Museums of Architecture as Virtual Spaces (Part 1): Germany
Our first stop is the Deutsches Architekturmuseum (DAM) in Frankfurt, which is directed by Peter Cachola Schmal. The show Die neue Heimat (1950-1982) had been open only for five days when the shutdown came. The exhibition Bohm 100: the Concrete Cathedral of Neviges had to close as well. The museum subsequently offered virtual visits in the form of films and livestreams.
However, the DAM director does not foresee any lasting place for these formats in the future: “Fundamentally, I don’t believe the virtual museum visit will represent an alternative. It costs money without generating any income.” According to Schmal, only larger museums such as the Tate Modern in London or the Met in New York could earn money this way.
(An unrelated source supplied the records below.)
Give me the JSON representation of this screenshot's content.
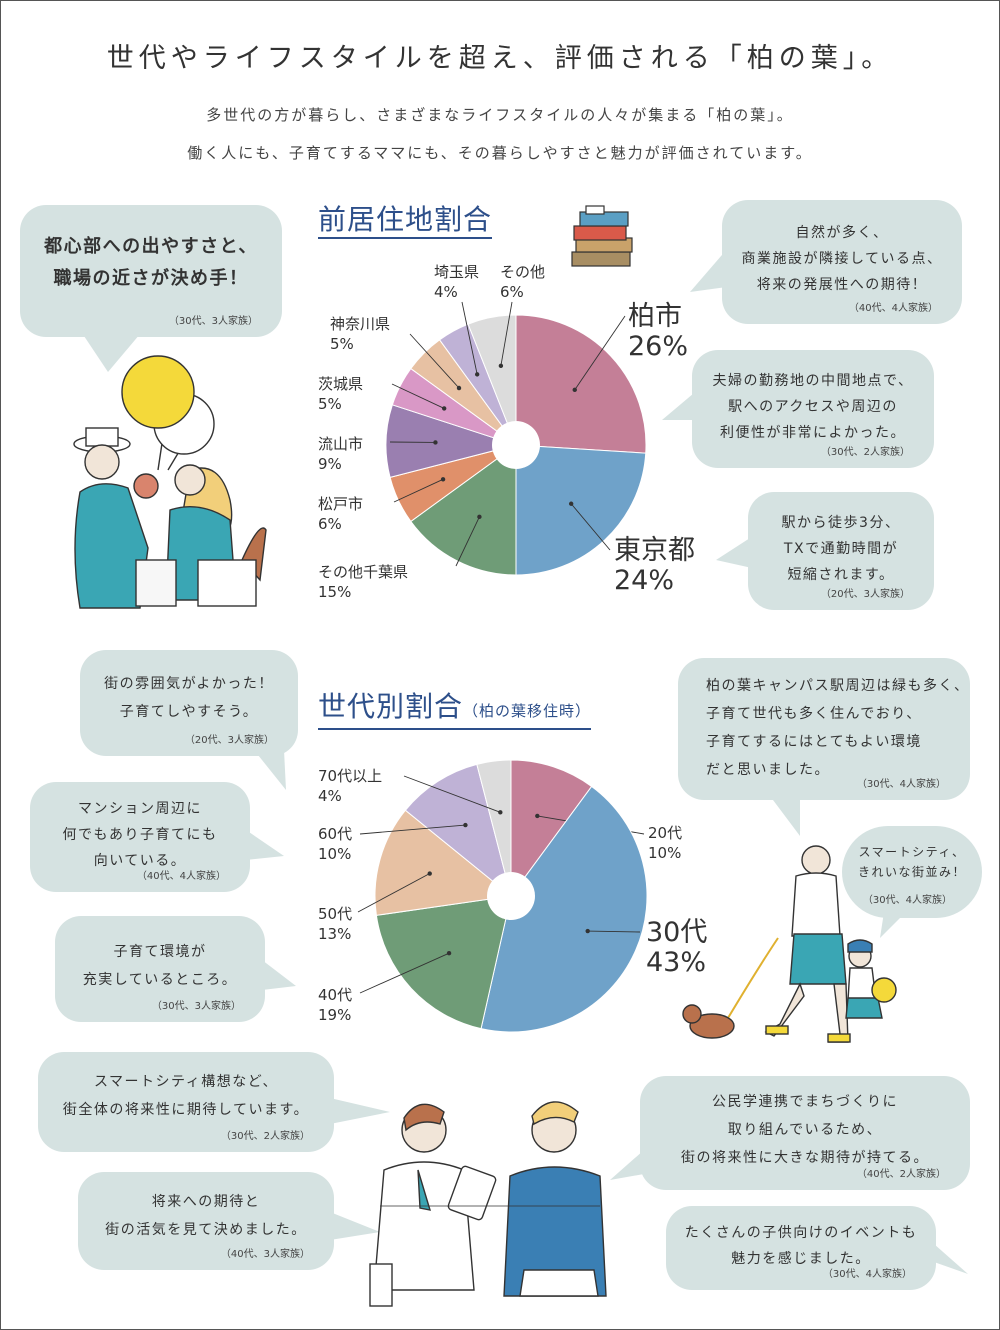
{
  "title": "世代やライフスタイルを超え、評価される「柏の葉」。",
  "lead": [
    "多世代の方が暮らし、さまざまなライフスタイルの人々が集まる「柏の葉」。",
    "働く人にも、子育てするママにも、その暮らしやすさと魅力が評価されています。"
  ],
  "chart_data": [
    {
      "type": "pie",
      "title": "前居住地割合",
      "categories": [
        "柏市",
        "東京都",
        "その他千葉県",
        "松戸市",
        "流山市",
        "茨城県",
        "神奈川県",
        "埼玉県",
        "その他"
      ],
      "values": [
        26,
        24,
        15,
        6,
        9,
        5,
        5,
        4,
        6
      ],
      "labels": [
        "26%",
        "24%",
        "15%",
        "6%",
        "9%",
        "5%",
        "5%",
        "4%",
        "6%"
      ],
      "colors": [
        "#c47f97",
        "#6fa2c9",
        "#6f9c77",
        "#e0906a",
        "#9a7fb0",
        "#d998c6",
        "#e7c1a3",
        "#bfb2d6",
        "#dcdcdc"
      ]
    },
    {
      "type": "pie",
      "title": "世代別割合",
      "subtitle": "（柏の葉移住時）",
      "categories": [
        "20代",
        "30代",
        "40代",
        "50代",
        "60代",
        "70代以上"
      ],
      "values": [
        10,
        43,
        19,
        13,
        10,
        4
      ],
      "labels": [
        "10%",
        "43%",
        "19%",
        "13%",
        "10%",
        "4%"
      ],
      "colors": [
        "#c47f97",
        "#6fa2c9",
        "#6f9c77",
        "#e7c1a3",
        "#bfb2d6",
        "#dcdcdc"
      ]
    }
  ],
  "quotes": {
    "q1": {
      "text": "都心部への出やすさと、\n職場の近さが決め手！",
      "attr": "（30代、3人家族）"
    },
    "q2": {
      "text": "自然が多く、\n商業施設が隣接している点、\n将来の発展性への期待！",
      "attr": "（40代、4人家族）"
    },
    "q3": {
      "text": "夫婦の勤務地の中間地点で、\n駅へのアクセスや周辺の\n利便性が非常によかった。",
      "attr": "（30代、2人家族）"
    },
    "q4": {
      "text": "駅から徒歩3分、\nTXで通勤時間が\n短縮されます。",
      "attr": "（20代、3人家族）"
    },
    "q5": {
      "text": "街の雰囲気がよかった！\n子育てしやすそう。",
      "attr": "（20代、3人家族）"
    },
    "q6": {
      "text": "マンション周辺に\n何でもあり子育てにも\n向いている。",
      "attr": "（40代、4人家族）"
    },
    "q7": {
      "text": "子育て環境が\n充実しているところ。",
      "attr": "（30代、3人家族）"
    },
    "q8": {
      "text": "柏の葉キャンパス駅周辺は緑も多く、\n子育て世代も多く住んでおり、\n子育てするにはとてもよい環境\nだと思いました。",
      "attr": "（30代、4人家族）"
    },
    "q9": {
      "text": "スマートシティ、\nきれいな街並み！",
      "attr": "（30代、4人家族）"
    },
    "q10": {
      "text": "スマートシティ構想など、\n街全体の将来性に期待しています。",
      "attr": "（30代、2人家族）"
    },
    "q11": {
      "text": "将来への期待と\n街の活気を見て決めました。",
      "attr": "（40代、3人家族）"
    },
    "q12": {
      "text": "公民学連携でまちづくりに\n取り組んでいるため、\n街の将来性に大きな期待が持てる。",
      "attr": "（40代、2人家族）"
    },
    "q13": {
      "text": "たくさんの子供向けのイベントも\n魅力を感じました。",
      "attr": "（30代、4人家族）"
    }
  },
  "colors": {
    "title_blue": "#2d4f8a",
    "bubble": "#d5e2e1"
  }
}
He can imagine that at those venues, interested visitors would be willing to pay for deeper immersion into the exhibition process. But this wouldn’t work for the DAM.
Nevertheless, the DAM is a municipal institution and is not doing too badly - better than many private galleries. For instance, the museum can afford to offer webinars. These arose from the jury sessions for this year’s DAM Preis award, which took place online. Weekly webinars with the finalists eventually turned into biweekly lectures by all those on the shortlist. However, Schmal’s optimism is cautious: “A streamed event has to be engaging and of top quality, which leads to higher costs for the technology. With no income, we have to think very carefully about when we want to, or have to, make this investment.” His concern about heavy financial losses remains: it is absurd that these have increased after the reopening of the museum, for expenses are based on normal operations, while the income is much less than before. “Cultured people still don’t have much trust in the interior spaces – we have around 500 visitors a week, about a third of what we had before the coronavirus.”
The museum is attempting to strike an analog-digital balance for the conferral of the City of Frankfurt’s International Highrise Award. In the worthy setting of St. Paul’s Church, a small number of participants will attend in person in order to provide a more human ambience for those who will be able to take part only via livestream.